Positive Grid has been fairly aggressive about firmware updates, including the one I downloaded and installed today (10/15/2023, the 2nd update in the month I’ve owned the amp). Updates are installed through the USB3 port via either Windows or Mac OS. So far, all of the updates have been seamless and none have caused problems (imagine that Microsoft and Apple?). The software, either on Android or iOS, is excellent and easy-to-use (essentially Bias 2). As I demonstrated in the Mini review, is insanely flexible, although you can only load 4 presets at a time you can load a lot more than that through “favorites” on the app while playing. You have 33 different amps and 43 different effects to play with and the effects range from (in this order of signal flow and grouped as described): noise gates, compressors (5) and wah (J.J Legendary), drive and overdrive (14), amplifiers (40), modulation (11) and EQ (2), delay (6), and reverb (9).

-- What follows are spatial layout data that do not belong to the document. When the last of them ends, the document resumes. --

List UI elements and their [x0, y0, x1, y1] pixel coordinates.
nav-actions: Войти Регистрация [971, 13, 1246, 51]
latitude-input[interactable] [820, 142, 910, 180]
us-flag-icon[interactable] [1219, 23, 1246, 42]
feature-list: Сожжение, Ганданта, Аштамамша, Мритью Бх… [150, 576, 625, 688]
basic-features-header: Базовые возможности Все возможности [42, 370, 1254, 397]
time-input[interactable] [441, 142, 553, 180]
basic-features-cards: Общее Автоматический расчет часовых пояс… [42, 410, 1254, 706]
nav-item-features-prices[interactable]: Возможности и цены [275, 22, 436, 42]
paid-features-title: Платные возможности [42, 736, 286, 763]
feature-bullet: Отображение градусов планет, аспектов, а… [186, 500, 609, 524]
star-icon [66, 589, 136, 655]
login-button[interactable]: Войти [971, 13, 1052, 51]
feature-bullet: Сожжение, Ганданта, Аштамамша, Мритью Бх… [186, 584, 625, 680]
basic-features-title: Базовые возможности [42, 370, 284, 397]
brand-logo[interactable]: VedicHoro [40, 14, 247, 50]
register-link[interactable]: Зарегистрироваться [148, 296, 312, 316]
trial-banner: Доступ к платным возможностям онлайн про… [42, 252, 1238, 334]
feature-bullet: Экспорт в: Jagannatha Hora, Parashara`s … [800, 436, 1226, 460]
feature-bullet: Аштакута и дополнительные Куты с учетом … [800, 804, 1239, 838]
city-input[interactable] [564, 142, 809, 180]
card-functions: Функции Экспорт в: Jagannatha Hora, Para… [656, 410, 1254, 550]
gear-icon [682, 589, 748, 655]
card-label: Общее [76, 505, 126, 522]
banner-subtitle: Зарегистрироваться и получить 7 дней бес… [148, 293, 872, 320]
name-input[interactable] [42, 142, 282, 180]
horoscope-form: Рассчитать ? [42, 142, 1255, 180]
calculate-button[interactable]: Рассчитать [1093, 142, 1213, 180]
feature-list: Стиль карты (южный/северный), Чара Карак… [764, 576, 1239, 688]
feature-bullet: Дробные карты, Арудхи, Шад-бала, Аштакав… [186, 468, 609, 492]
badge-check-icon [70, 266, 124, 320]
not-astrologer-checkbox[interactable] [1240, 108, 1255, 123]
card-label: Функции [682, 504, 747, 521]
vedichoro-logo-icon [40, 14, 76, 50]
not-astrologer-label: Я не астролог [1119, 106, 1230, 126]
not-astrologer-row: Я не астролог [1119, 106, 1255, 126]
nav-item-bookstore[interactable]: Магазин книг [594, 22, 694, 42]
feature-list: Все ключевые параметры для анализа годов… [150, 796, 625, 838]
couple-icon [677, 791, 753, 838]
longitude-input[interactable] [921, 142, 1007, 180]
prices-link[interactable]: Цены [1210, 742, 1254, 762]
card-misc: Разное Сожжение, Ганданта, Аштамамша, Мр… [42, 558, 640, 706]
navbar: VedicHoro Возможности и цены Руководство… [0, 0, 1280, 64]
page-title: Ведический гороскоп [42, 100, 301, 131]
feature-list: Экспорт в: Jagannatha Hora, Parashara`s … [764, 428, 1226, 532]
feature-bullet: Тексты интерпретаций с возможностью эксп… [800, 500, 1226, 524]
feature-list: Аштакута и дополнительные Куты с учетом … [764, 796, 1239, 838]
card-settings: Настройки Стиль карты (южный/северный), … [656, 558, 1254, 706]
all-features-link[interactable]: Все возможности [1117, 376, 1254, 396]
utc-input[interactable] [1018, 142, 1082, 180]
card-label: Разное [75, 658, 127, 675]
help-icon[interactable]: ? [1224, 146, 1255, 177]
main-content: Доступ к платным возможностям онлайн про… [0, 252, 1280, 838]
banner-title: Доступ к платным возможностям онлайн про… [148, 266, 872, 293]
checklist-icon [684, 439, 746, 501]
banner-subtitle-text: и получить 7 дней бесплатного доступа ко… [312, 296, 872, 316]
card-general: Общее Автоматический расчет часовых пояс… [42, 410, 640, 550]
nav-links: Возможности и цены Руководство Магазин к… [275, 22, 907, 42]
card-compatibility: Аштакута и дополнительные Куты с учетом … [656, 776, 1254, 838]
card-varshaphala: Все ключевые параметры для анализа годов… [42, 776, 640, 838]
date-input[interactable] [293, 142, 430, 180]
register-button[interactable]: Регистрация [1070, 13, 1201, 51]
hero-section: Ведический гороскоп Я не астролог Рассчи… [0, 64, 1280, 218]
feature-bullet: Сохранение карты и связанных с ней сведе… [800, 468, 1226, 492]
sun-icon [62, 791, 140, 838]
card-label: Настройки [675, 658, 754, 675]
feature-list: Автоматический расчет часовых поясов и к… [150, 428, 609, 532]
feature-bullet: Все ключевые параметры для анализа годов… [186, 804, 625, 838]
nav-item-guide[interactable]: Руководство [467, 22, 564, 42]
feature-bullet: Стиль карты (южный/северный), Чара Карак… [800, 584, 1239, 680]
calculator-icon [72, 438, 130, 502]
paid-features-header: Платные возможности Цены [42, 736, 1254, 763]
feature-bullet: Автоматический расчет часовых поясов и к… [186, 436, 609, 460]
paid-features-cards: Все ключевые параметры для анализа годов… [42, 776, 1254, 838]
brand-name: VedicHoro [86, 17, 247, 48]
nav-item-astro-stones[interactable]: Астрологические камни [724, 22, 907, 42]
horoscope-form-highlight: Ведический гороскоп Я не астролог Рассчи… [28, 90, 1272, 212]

The part of any amplifier review that matters is “how does it sound?” Obviously, there isn’t a lot of bass from a tiny speaker and a passive radiator, but there is enough to create pleasant, musical guitar tones if you aren’t greedy. I wasn’t impressed with the default sounds, but it didn’t take long for me to come up with 4 that I like a lot and at least a couple dozen in my favorites pile to fall back on for other situations. As a direct-to-recording interface, the latency is close to zero and while I usually need to brighten-up the output (especially distorted amp setups) I’m pretty happy with the Go as my recording electric guitar interface, too. For $120, that is a lot of function for the buck and I’ve really upped my guitar practice time as a result.
Postscript: This past week I tried using the Go as a guitar interface for recording and online music (Sonobus) and it was terrific. I'd read some complaints that the sound was dull or artificial, but I didn't find that to be true at all. I have a couple of emulation pedals and I think the Go is at least as good and a lot more flexible.